Изменить размер шрифта - +

Ангел, похожий на Артиста, достал мобильный телефон, набрал номер и сказал таким же, как у Артиста, голосом:

– Все в порядке, нашли.

Ангелица присела перед шезлонгом, положила на плечи Томаса руки и спросила голосом Риты Лоо:

– Зачем ты это сделал, Томас Ребане?

Он взял ее руки в свои, поцеловал ее пальцы и сказал:

– Ангел мой. Я тебя люблю.

– Придурок! – жалобно, как чайка, крикнула ангелица и почему‑то заплакала.

Томас откинул с себя уютный шотландский плед, поднялся из шезлонга и осмотрелся. Ему нужно было немножко времени, чтобы в своем сознании пройти обратный путь от сегодняшнего утра к прошлой ночи. При этом у него было ощущение, что он двигается спиной назад.

Возле шезлонга в песке стояла бутылка «Виру валге». В бутылке не хватало ста сорока граммов. Ровно столько он вчера и выпил. Но, как уже было совершенно ясно, почему‑то не умер. И даже голова не болела. Так бывает, когда хорошо выспишься на свежем воздухе. Он хорошо выспался, потому что проспал, судя по положению солнца над заливом, не меньше восьми часов.

– Значит, доктор Гамберг немножко схалтурил, – заключил Томас, обозначая исходную позицию, от которой уже можно будет идти из вчера в сегодня вперед, передом. – Он сказал, что вколол мне биностин. Он сказал, что если я выпью сто граммов, будут кранты. Я выпил сто сорок граммов. Никаких крантов. Что же он мне вколол?

– Ничего, – ответил Муха. – Пустышку. Плацебо.

– Ты знал?

– Конечно, знал.

– Эх, ангел! – укорил Томас. – И ничего не сказал. Хоть бы намекнул!

– Я не ангел, – как‑то довольно нервно, как о чем‑то неприятном о себе, сообщил Муха. – Совсем не ангел. Ты даже не представляешь, насколько я не ангел.

– Я об этом и говорю. Ладно, не расстраивайся, я тоже не ангел. Я понимаю, вы не хотели, чтобы я пил. Я и не пил.

– Теперь можешь.

Томас посмотрел на бутылку и покачал головой:

– Да нет, пожалуй. Когда было нельзя, все время хотел. А сейчас почему‑то не хочу. Даже странно.

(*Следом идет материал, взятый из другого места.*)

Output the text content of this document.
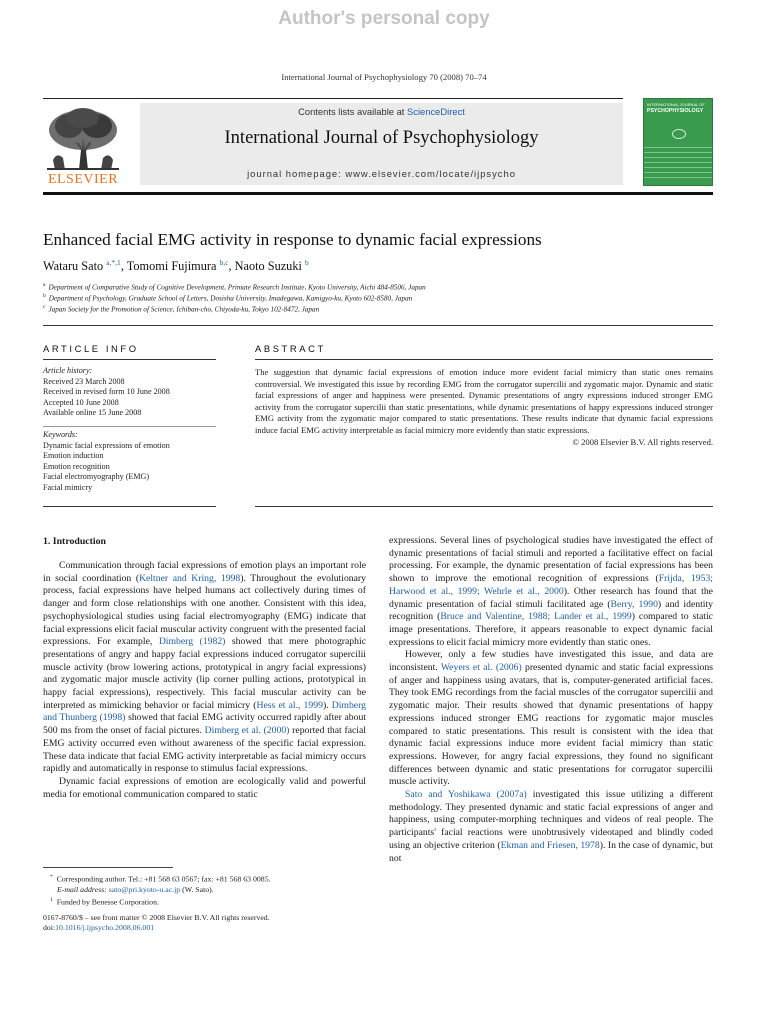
Author's personal copy
International Journal of Psychophysiology 70 (2008) 70–74
ELSEVIER
Contents lists available at ScienceDirect
International Journal of Psychophysiology
journal homepage: www.elsevier.com/locate/ijpsycho
INTERNATIONAL JOURNAL OF
PSYCHOPHYSIOLOGY
Enhanced facial EMG activity in response to dynamic facial expressions
Wataru Sato $^{a,*,1}$, Tomomi Fujimura $^{b,c}$, Naoto Suzuki $^b$
$^a$ Department of Comparative Study of Cognitive Development, Primate Research Institute, Kyoto University, Aichi 484-8506, Japan
$^b$ Department of Psychology, Graduate School of Letters, Dosisha University, Imadegawa, Kamigyo-ku, Kyoto 602-8580, Japan
$^c$ Japan Society for the Promotion of Science, Ichiban-cho, Chiyoda-ku, Tokyo 102-8472, Japan
ARTICLE INFO	ABSTRACT
Article history:
Received 23 March 2008
Received in revised form 10 June 2008
Accepted 10 June 2008
Available online 15 June 2008
Keywords:
Dynamic facial expressions of emotion
Emotion induction
Emotion recognition
Facial electromyography (EMG)
Facial mimicry
The suggestion that dynamic facial expressions of emotion induce more evident facial mimicry than static ones remains controversial. We investigated this issue by recording EMG from the corrugator supercilii and zygomatic major. Dynamic and static facial expressions of anger and happiness were presented. Dynamic presentations of angry expressions induced stronger EMG activity from the corrugator supercilii than static presentations, while dynamic presentations of happy expressions induced stronger EMG activity from the zygomatic major compared to static presentations. These results indicate that dynamic facial expressions induce facial EMG activity interpretable as facial mimicry more evidently than static expressions.
© 2008 Elsevier B.V. All rights reserved.
1. Introduction

Communication through facial expressions of emotion plays an important role in social coordination (Keltner and Kring, 1998). Throughout the evolutionary process, facial expressions have helped humans act collectively during times of danger and form close relationships with one another. Consistent with this idea, psychophysiological studies using facial electromyography (EMG) indicate that facial expressions elicit facial muscular activity congruent with the presented facial expressions. For example, Dimberg (1982) showed that mere photographic presentations of angry and happy facial expressions induced corrugator supercilii muscle activity (brow lowering actions, prototypical in angry facial expressions) and zygomatic major muscle activity (lip corner pulling actions, prototypical in happy facial expressions), respectively. This facial muscular activity can be interpreted as mimicking behavior or facial mimicry (Hess et al., 1999). Dimberg and Thunberg (1998) showed that facial EMG activity occurred rapidly after about 500 ms from the onset of facial pictures. Dimberg et al. (2000) reported that facial EMG activity occurred even without awareness of the specific facial expression. These data indicate that facial EMG activity interpretable as facial mimicry occurs rapidly and automatically in response to stimulus facial expressions.

Dynamic facial expressions of emotion are ecologically valid and powerful media for emotional communication compared to static

expressions. Several lines of psychological studies have investigated the effect of dynamic presentations of facial stimuli and reported a facilitative effect on facial processing. For example, the dynamic presentation of facial expressions has been shown to improve the emotional recognition of expressions (Frijda, 1953; Harwood et al., 1999; Wehrle et al., 2000). Other research has found that the dynamic presentation of facial stimuli facilitated age (Berry, 1990) and identity recognition (Bruce and Valentine, 1988; Lander et al., 1999) compared to static image presentations. Therefore, it appears reasonable to expect dynamic facial expressions to elicit facial mimicry more evidently than static ones.

However, only a few studies have investigated this issue, and data are inconsistent. Weyers et al. (2006) presented dynamic and static facial expressions of anger and happiness using avatars, that is, computer-generated artificial faces. They took EMG recordings from the facial muscles of the corrugator supercilii and zygomatic major. Their results showed that dynamic presentations of happy expressions induced stronger EMG reactions for zygomatic major muscles compared to static presentations. This result is consistent with the idea that dynamic facial expressions induce more evident facial mimicry than static expressions. However, for angry facial expressions, they found no significant differences between dynamic and static presentations for corrugator supercilii muscle activity.

Sato and Yoshikawa (2007a) investigated this issue utilizing a different methodology. They presented dynamic and static facial expressions of anger and happiness, using computer-morphing techniques and videos of real people. The participants' facial reactions were unobtrusively videotaped and blindly coded using an objective criterion (Ekman and Friesen, 1978). In the case of dynamic, but not

* Corresponding author. Tel.: +81 568 63 0567; fax: +81 568 63 0085.
E-mail address: sato@pri.kyoto-u.ac.jp (W. Sato).
$^1$ Funded by Benesse Corporation.
0167-8760/$ – see front matter © 2008 Elsevier B.V. All rights reserved.
doi:10.1016/j.ijpsycho.2008.06.001
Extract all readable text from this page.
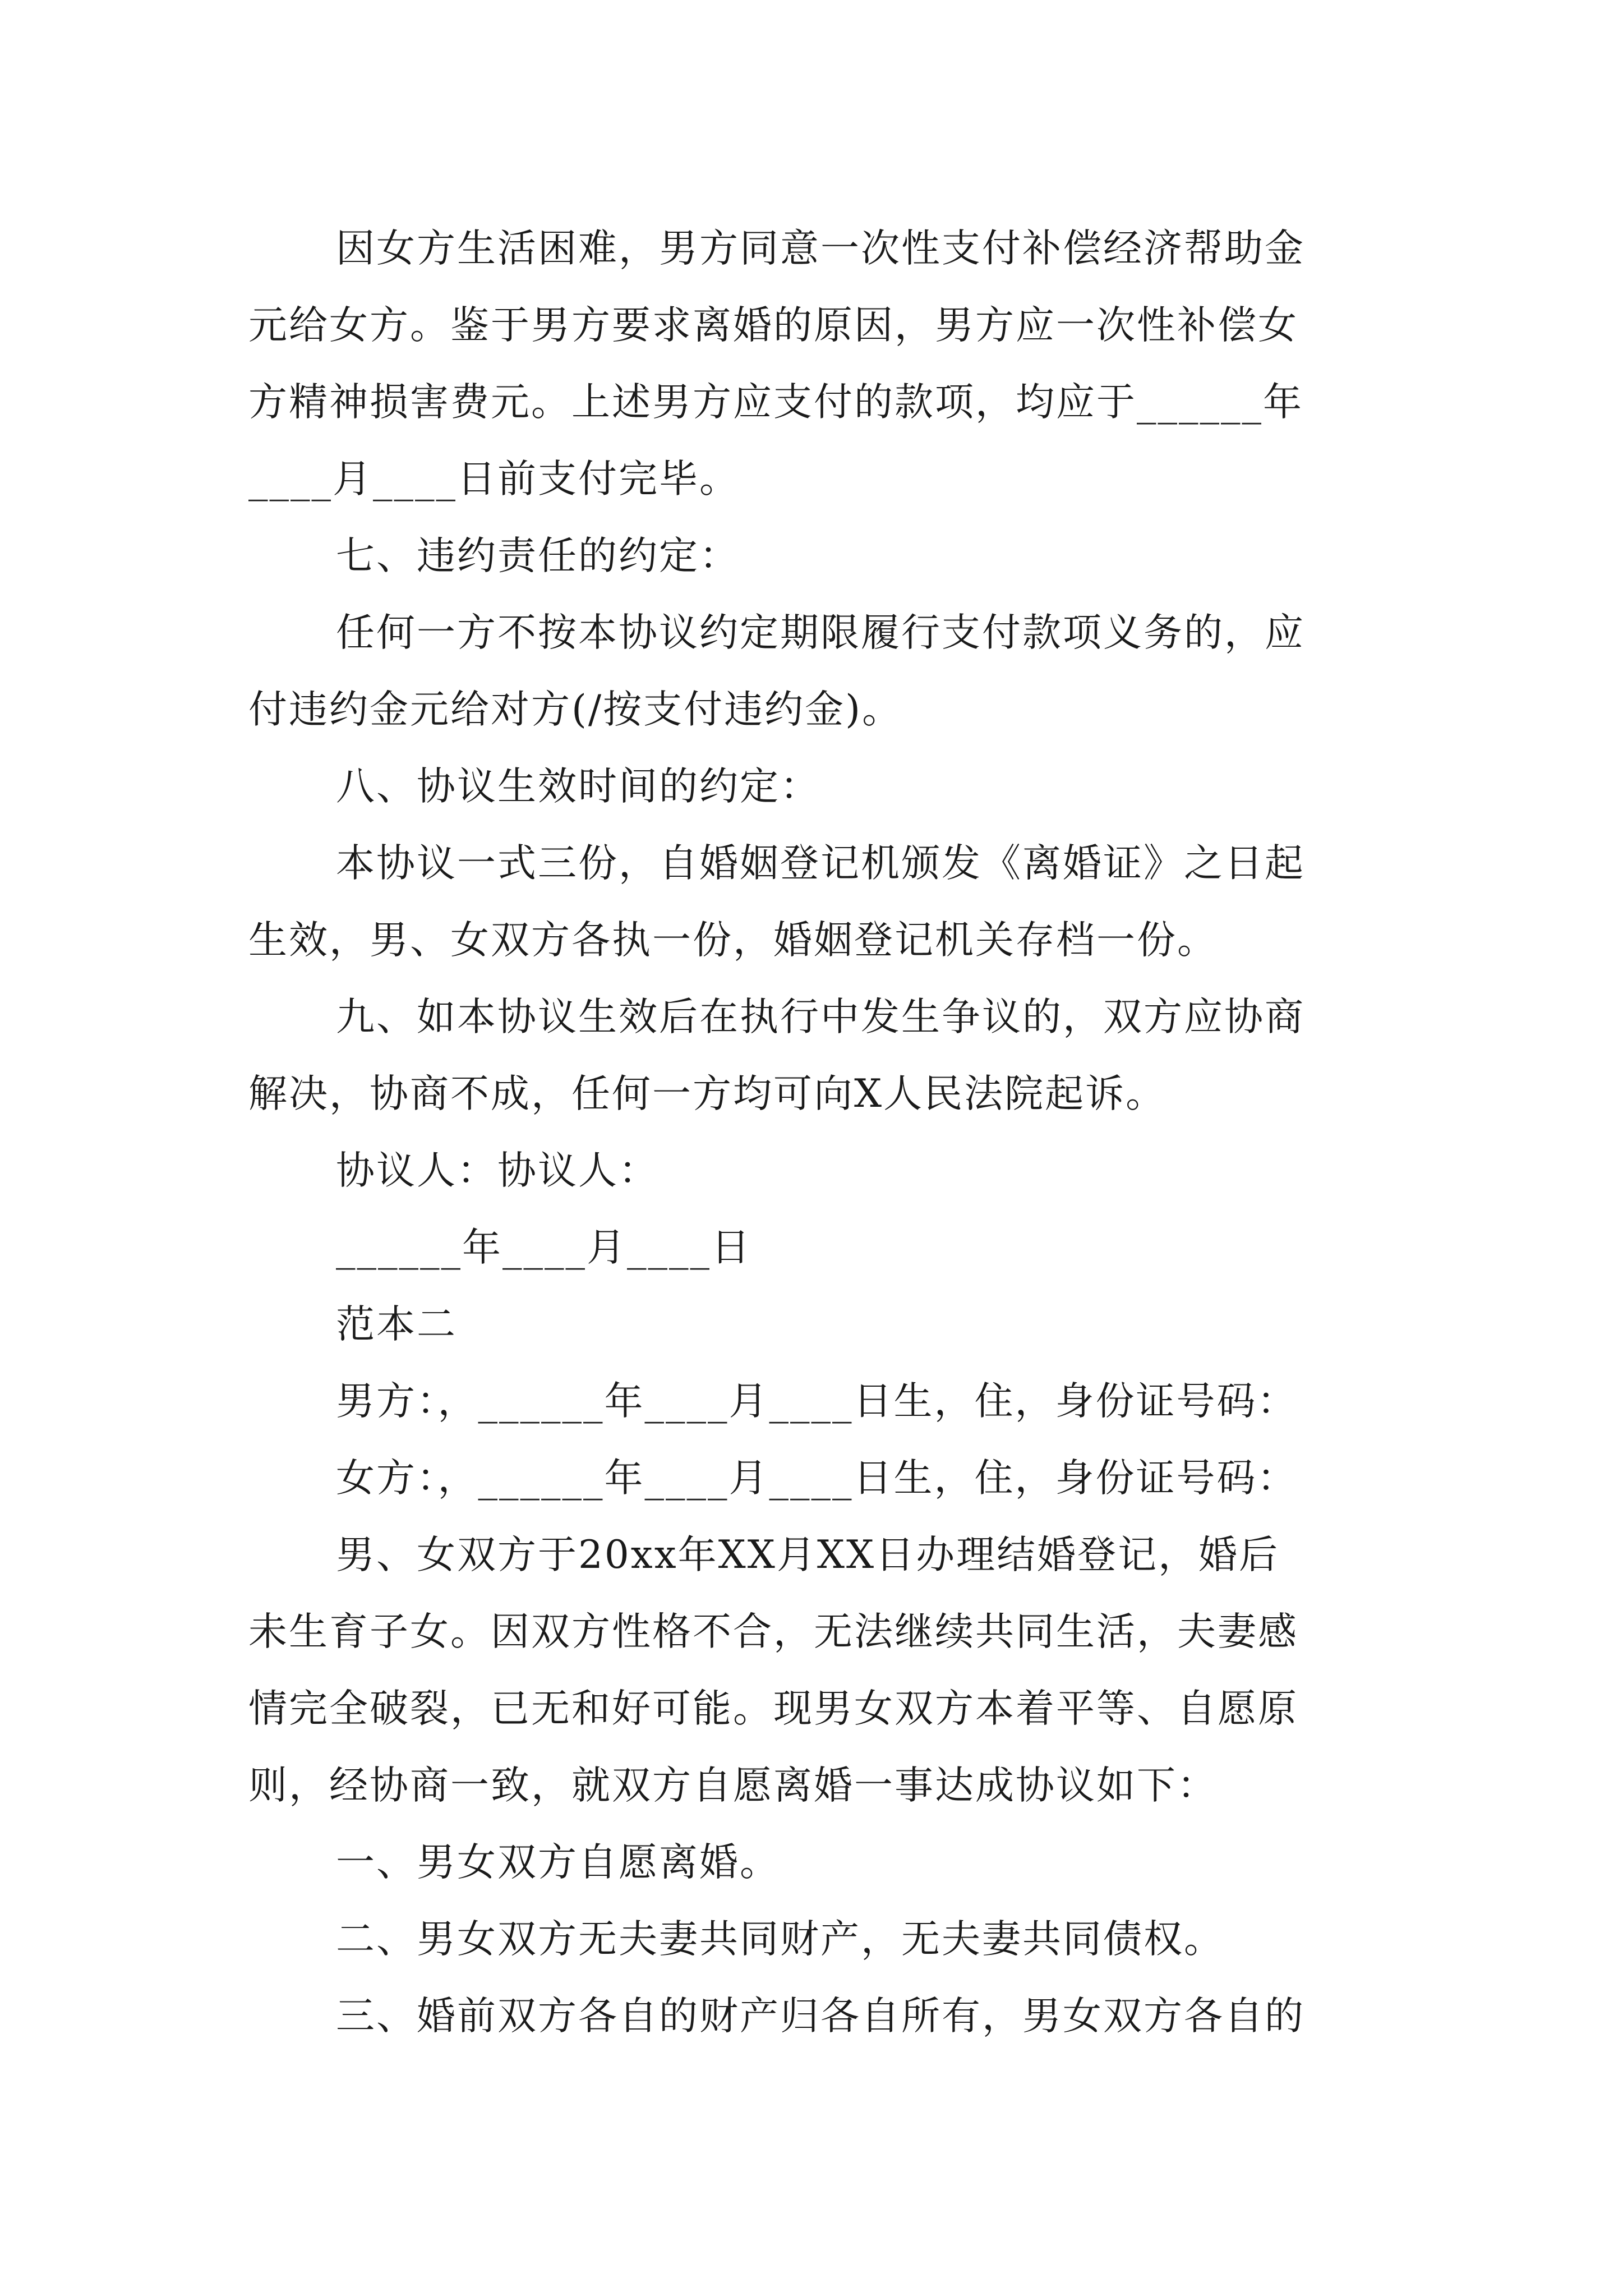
因女方生活困难，男方同意一次性支付补偿经济帮助金
元给女方。鉴于男方要求离婚的原因，男方应一次性补偿女
方精神损害费元。上述男方应支付的款项，均应于______年
____月____日前支付完毕。

七、违约责任的约定：

任何一方不按本协议约定期限履行支付款项义务的，应
付违约金元给对方(/按支付违约金)。

八、协议生效时间的约定：

本协议一式三份，自婚姻登记机颁发《离婚证》之日起
生效，男、女双方各执一份，婚姻登记机关存档一份。

九、如本协议生效后在执行中发生争议的，双方应协商
解决，协商不成，任何一方均可向X人民法院起诉。

协议人：协议人：

______年____月____日

范本二

男方：，______年____月____日生，住，身份证号码：

女方：，______年____月____日生，住，身份证号码：

男、女双方于20xx年XX月XX日办理结婚登记，婚后
未生育子女。因双方性格不合，无法继续共同生活，夫妻感
情完全破裂，已无和好可能。现男女双方本着平等、自愿原
则，经协商一致，就双方自愿离婚一事达成协议如下：

一、男女双方自愿离婚。

二、男女双方无夫妻共同财产，无夫妻共同债权。

三、婚前双方各自的财产归各自所有，男女双方各自的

Он продолжил осмотр. В стороне от берега, рядом с его пикапчиком «ВАЗ‑2102», стоял белый «линкольн», арендованный национал‑патриотами для обслуживания внука национального героя Эстонии. Водитель курил, не отходя от машины, так как понимал, вероятно, что если он отойдет от машины, то тем самым разрушит естественный симбиоз себя и автомобиля и будет выглядеть половинчатым, как ковбой без коня.

– Как вы меня нашли? – спросил Томас.

– Тебя узнал сторож и позвонил в полицию, – объяснил Муха. – Перед этим в полицию звонила Рита. Портье передал ей какое‑то письмо от тебя. Она почему‑то решила, что с тобой беда. Рано утром, когда мы вернулись, она заставила нас поехать к тебе домой. Она увидела твою картину. Слушай, Фитиль, что ты на ней нарисовал?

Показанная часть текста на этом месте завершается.